But as with all discussions on the topic of one-hit-wonderdom, there were issues to be had with the question of eligibility. Naturally, there were artists who had critically successful careers that belied their one-hit-wonderdom–Midnight Oil, The Church, XTC (and how big of a hit was “Dear God,” really?) But the choices that really irked me were the ones where the artists really did have legitimate second pop hits–just ones that weren’t as well remembered, for whatever reason, as their first. In some cases, these songs were pretty fucking good, too, so it sucks to see them completely written out of history like this. Here are some of the more egregious examples:

  • Club Nouveau – “Why You Treat Me So Bad?” (#39, 1987). Club Nouveau are, no doubt, best remembered for their reggae-fied #1 hit cover of Bill Withers’ “Lean on Me” (#94 on Vh1’s list)–a cover which, to be perfectly honest, makes me far happier than the original.

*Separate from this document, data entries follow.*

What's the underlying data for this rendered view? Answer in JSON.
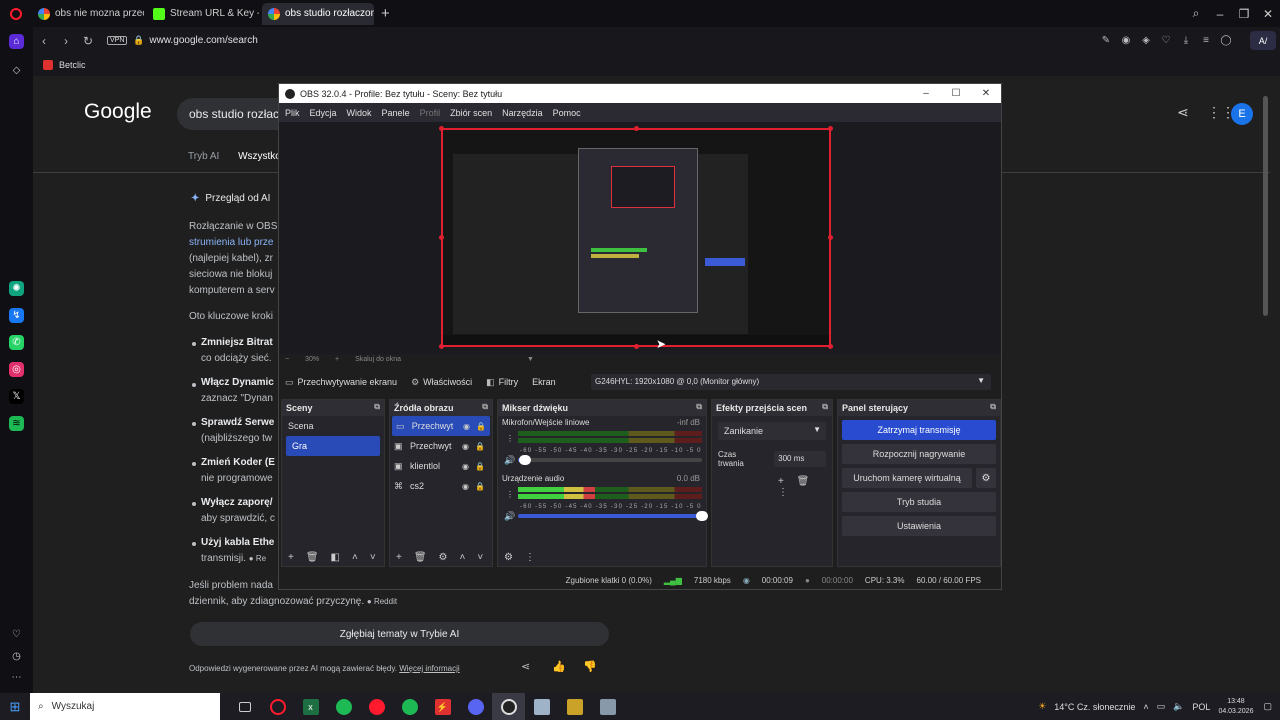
{
  "browser": {
    "tabs": [
      {
        "label": "obs nie mozna przechwyc",
        "icon": "google-icon",
        "active": false
      },
      {
        "label": "Stream URL & Key - Kick D",
        "icon": "kick-icon",
        "active": false
      },
      {
        "label": "obs studio rozłaczony - S",
        "icon": "google-icon",
        "active": true
      }
    ],
    "new_tab": "+",
    "url": "www.google.com/search",
    "vpn": "VPN",
    "aria": "A/",
    "bookmark": "Betclic"
  },
  "google": {
    "logo": "Google",
    "search_value": "obs studio rozłaczo",
    "tabs": [
      "Tryb AI",
      "Wszystko"
    ],
    "avatar": "E",
    "ai_overview": "Przegląd od AI",
    "paragraph": [
      "Rozłączanie w OBS",
      "strumienia lub prze",
      "(najlepiej kabel), zr",
      "sieciowa nie blokuj",
      "komputerem a serv"
    ],
    "intro": "Oto kluczowe kroki",
    "bullets": [
      {
        "title": "Zmniejsz Bitrat",
        "sub": "co odciąży sieć."
      },
      {
        "title": "Włącz Dynamic",
        "sub": "zaznacz \"Dynan"
      },
      {
        "title": "Sprawdź Serwe",
        "sub": "(najbliższego tw"
      },
      {
        "title": "Zmień Koder (E",
        "sub": "nie programowe"
      },
      {
        "title": "Wyłącz zaporę/",
        "sub": "aby sprawdzić, c"
      },
      {
        "title": "Użyj kabla Ethe",
        "sub": "transmisji."
      }
    ],
    "reddit_tag": "Re",
    "closing_1": "Jeśli problem nada",
    "closing_2": "dziennik, aby zdiagnozować przyczynę.",
    "reddit_label": "Reddit",
    "deep_button": "Zgłębiaj tematy w Trybie AI",
    "footer": "Odpowiedzi wygenerowane przez AI mogą zawierać błędy.",
    "footer_link": "Więcej informacji"
  },
  "obs": {
    "title": "OBS 32.0.4 - Profile: Bez tytułu - Sceny: Bez tytułu",
    "menu": [
      "Plik",
      "Edycja",
      "Widok",
      "Panele",
      "Profil",
      "Zbiór scen",
      "Narzędzia",
      "Pomoc"
    ],
    "zoom": "30%",
    "zoom_minus": "−",
    "zoom_mode": "Skaluj do okna",
    "source_label": "Przechwytywanie ekranu",
    "properties": "Właściwości",
    "filters": "Filtry",
    "screen_label": "Ekran",
    "screen_value": "G246HYL: 1920x1080 @ 0,0 (Monitor główny)",
    "docks": {
      "scenes": "Sceny",
      "sources": "Źródła obrazu",
      "mixer": "Mikser dźwięku",
      "transitions": "Efekty przejścia scen",
      "controls": "Panel sterujący"
    },
    "scenes": [
      "Scena",
      "Gra"
    ],
    "sources": [
      {
        "name": "Przechwyt",
        "icon": "monitor-icon"
      },
      {
        "name": "Przechwyt",
        "icon": "window-icon"
      },
      {
        "name": "klientlol",
        "icon": "window-icon"
      },
      {
        "name": "cs2",
        "icon": "gamepad-icon"
      }
    ],
    "mixer": [
      {
        "name": "Mikrofon/Wejście liniowe",
        "db": "-inf dB",
        "level": 0.0,
        "volume": 0.04
      },
      {
        "name": "Urządzenie audio",
        "db": "0.0 dB",
        "level": 0.42,
        "volume": 1.0
      }
    ],
    "meter_scale": "-60 -55 -50 -45 -40 -35 -30 -25 -20 -15 -10 -5 0",
    "transition_type": "Zanikanie",
    "duration_label": "Czas trwania",
    "duration_value": "300 ms",
    "controls": {
      "stop_stream": "Zatrzymaj transmisję",
      "start_record": "Rozpocznij nagrywanie",
      "virtual_cam": "Uruchom kamerę wirtualną",
      "studio_mode": "Tryb studia",
      "settings": "Ustawienia"
    },
    "status": {
      "dropped": "Zgubione klatki 0 (0.0%)",
      "bitrate": "7180 kbps",
      "stream_time": "00:00:09",
      "record_time": "00:00:00",
      "cpu": "CPU: 3.3%",
      "fps": "60.00 / 60.00 FPS"
    }
  },
  "taskbar": {
    "search": "Wyszukaj",
    "weather": "14°C  Cz. słonecznie",
    "lang": "POL",
    "time": "13:48",
    "date": "04.03.2026"
  },
  "colors": {
    "accent": "#284bd0",
    "obs_red": "#e02030",
    "opera_red": "#ff1b2d"
  }
}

But their most lasting contribution to pop culture might actually be its follow-up, the tortured “Why You Treat Me So Bad”? The song in itself is a little awkward, but its main hook–that eerie, hypnotic keyboard part–would be a recurring theme over the next two decades of hit pop music, appearing as the basis of Luniz’s “I Got 5 On It,” Puff Daddy and R. Kelly’s “Satisfy You” and Jennifer Lopez’s “I’m Gonna Be Alright.” The song’s bizarro intro was even copied by Ashanti for the beginning to her underrated “Only U.” Wiki entry even claims that the song was the inspiration for Gwen Stefani’s Love. Angel. Music. Baby. (for, I suppose, better or worse). Not bad for a second hit.

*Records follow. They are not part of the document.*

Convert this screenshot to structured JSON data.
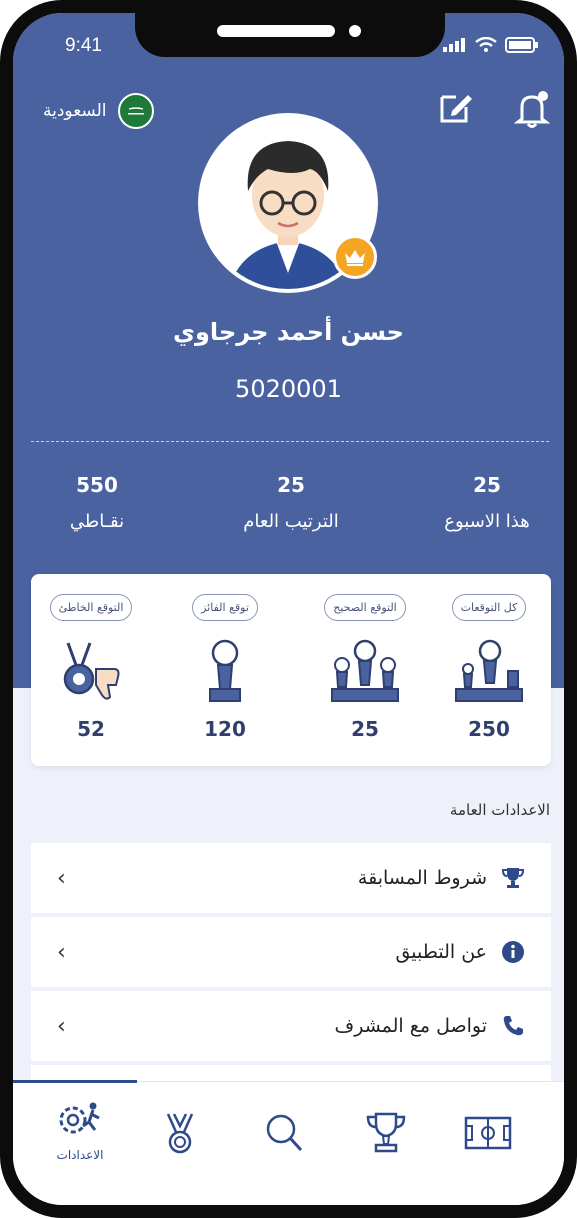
{
  "status": {
    "time": "9:41"
  },
  "header": {
    "country_label": "السعودية"
  },
  "profile": {
    "name": "حسن أحمد جرجاوي",
    "id": "5020001"
  },
  "stats": [
    {
      "value": "25",
      "label": "هذا الاسبوع"
    },
    {
      "value": "25",
      "label": "الترتيب العام"
    },
    {
      "value": "550",
      "label": "نقـاطي"
    }
  ],
  "predictions": [
    {
      "label": "كل التوقعات",
      "value": "250",
      "icon": "trophies-group-icon"
    },
    {
      "label": "التوقع الصحيح",
      "value": "25",
      "icon": "triple-trophy-icon"
    },
    {
      "label": "توقع الفائز",
      "value": "120",
      "icon": "single-trophy-icon"
    },
    {
      "label": "التوقع الخاطئ",
      "value": "52",
      "icon": "medal-thumbs-down-icon"
    }
  ],
  "settings": {
    "title": "الاعدادات العامة",
    "items": [
      {
        "label": "شروط المسابقة",
        "icon": "trophy-icon"
      },
      {
        "label": "عن التطبيق",
        "icon": "info-icon"
      },
      {
        "label": "تواصل مع المشرف",
        "icon": "phone-icon"
      }
    ]
  },
  "tabbar": {
    "active_label": "الاعدادات",
    "items": [
      "settings-icon",
      "medal-icon",
      "search-icon",
      "trophy-icon",
      "field-icon"
    ]
  },
  "colors": {
    "primary": "#4a62a0",
    "accent": "#f4a623",
    "navy": "#2f4a8a"
  }
}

  • Tommy Tutone – “Angel Say No” (#40, 1980) A highly respectable slice of early-80s power pop–perhaps lacking the unforgettable sort of hook that would eventually propel them to OHW infamy, but catchy and youthful and all those good things as well. More interestingly to me, it’s actually the band’s first hit, coming a full two years before “867-5309 / Jenny” (#4 on VH1’s list). That means for two whole years, Tommy Tutone were known to the public as “That ‘Angel Say No'” band, and people likely assumed that that was all they would ever be known for. There would be worse fates, anyway, but I’m sure it’s a better sell on the nostalgia circuit to list your peers as Bow Wow Wow and Thomas Dolby than Bram Tchaikovsky and The Records.

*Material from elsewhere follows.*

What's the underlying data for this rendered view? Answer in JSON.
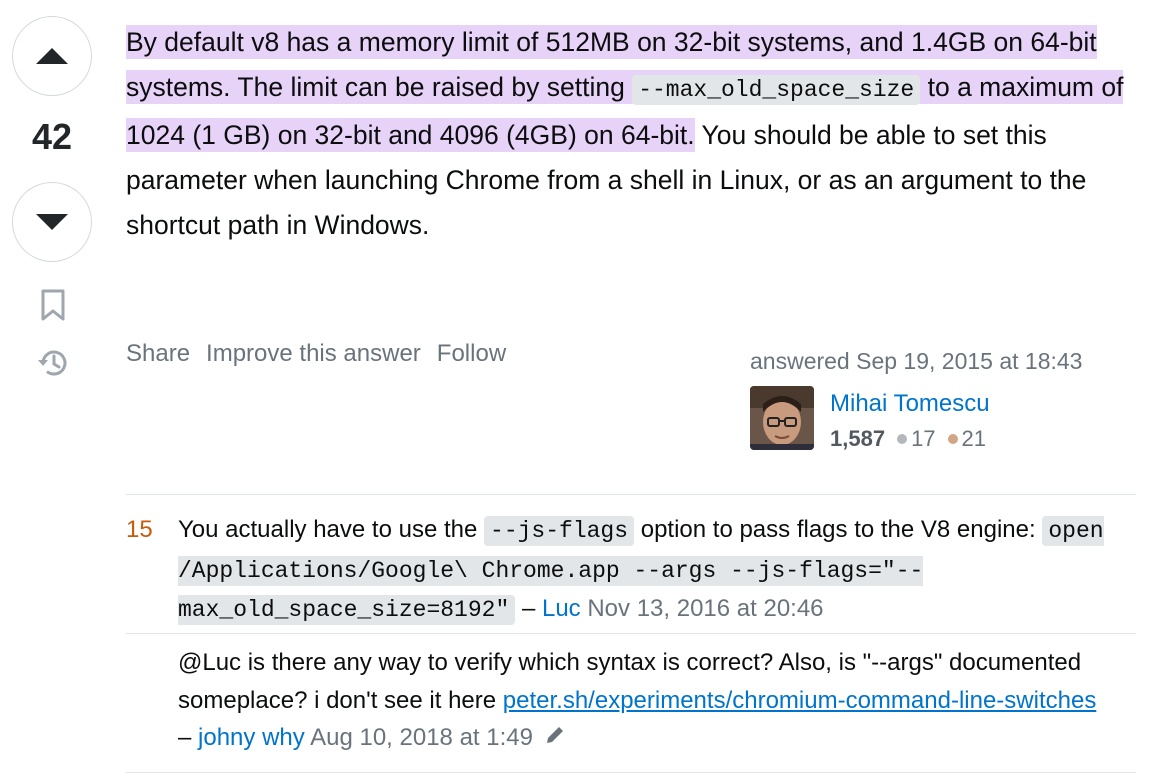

  • Neneh Cherry – “Kisses on the Wind” (#8, 1989) The success of Neneh Cherry seems like such a period fluke in retrospect–a beneficiary of that weird era in dance music between freestyle and diva house, maybe–that it seems only logical that Neneh Cherry would be a one-hit wonder. But indeed, the effervescent “Buffalo Stance” (#50 on the VH1 list) was just one or two of the top ten hits that Miss Cherry produced, the second being “Kisses on the Wind,” a similarly irrepressible dance number (about reaching puberty, of all things). Both songs are kind of obnoxious, but decently catchy, and certainly fascinating for their time–I have a feeling people will say similar things about M.I.A. 20 years or so down the road. (Regrettably, brother Eagle-Eye Cherry did in fact have just the one hit).
  • Rob Base & DJ EZ-Rock – “Joy and Pain” (#58, 1988) OK, so #58 isn’t very high, but in reality, “It Takes Two” (#18 on VH1’s list) wasn’t that huge a chart hit either, peaking at #36 in the era when Tone-Loc was the only rapper hitting the top ten. And “Joy and Pain” is a pretty well-remembered Golden Age party jam, which you still hear fairly frequently on old school nights on hip-hop stations and classic dance stations and the like. It’s clearly not as good as “It Takes Two”–not many things are–but it’s a more-than-worthy follow up. I can’t get enough Rob’s ceaseless shouting (“PUMP IT UP! PUMP IT UP! HERE WE GO! HERE WE GO! WHAT ELSE?? WHAT ELSE??”) over what could have otherwise been a rather unremarkable chorus hook–rap songs just don’t talk to themselves like that anymore.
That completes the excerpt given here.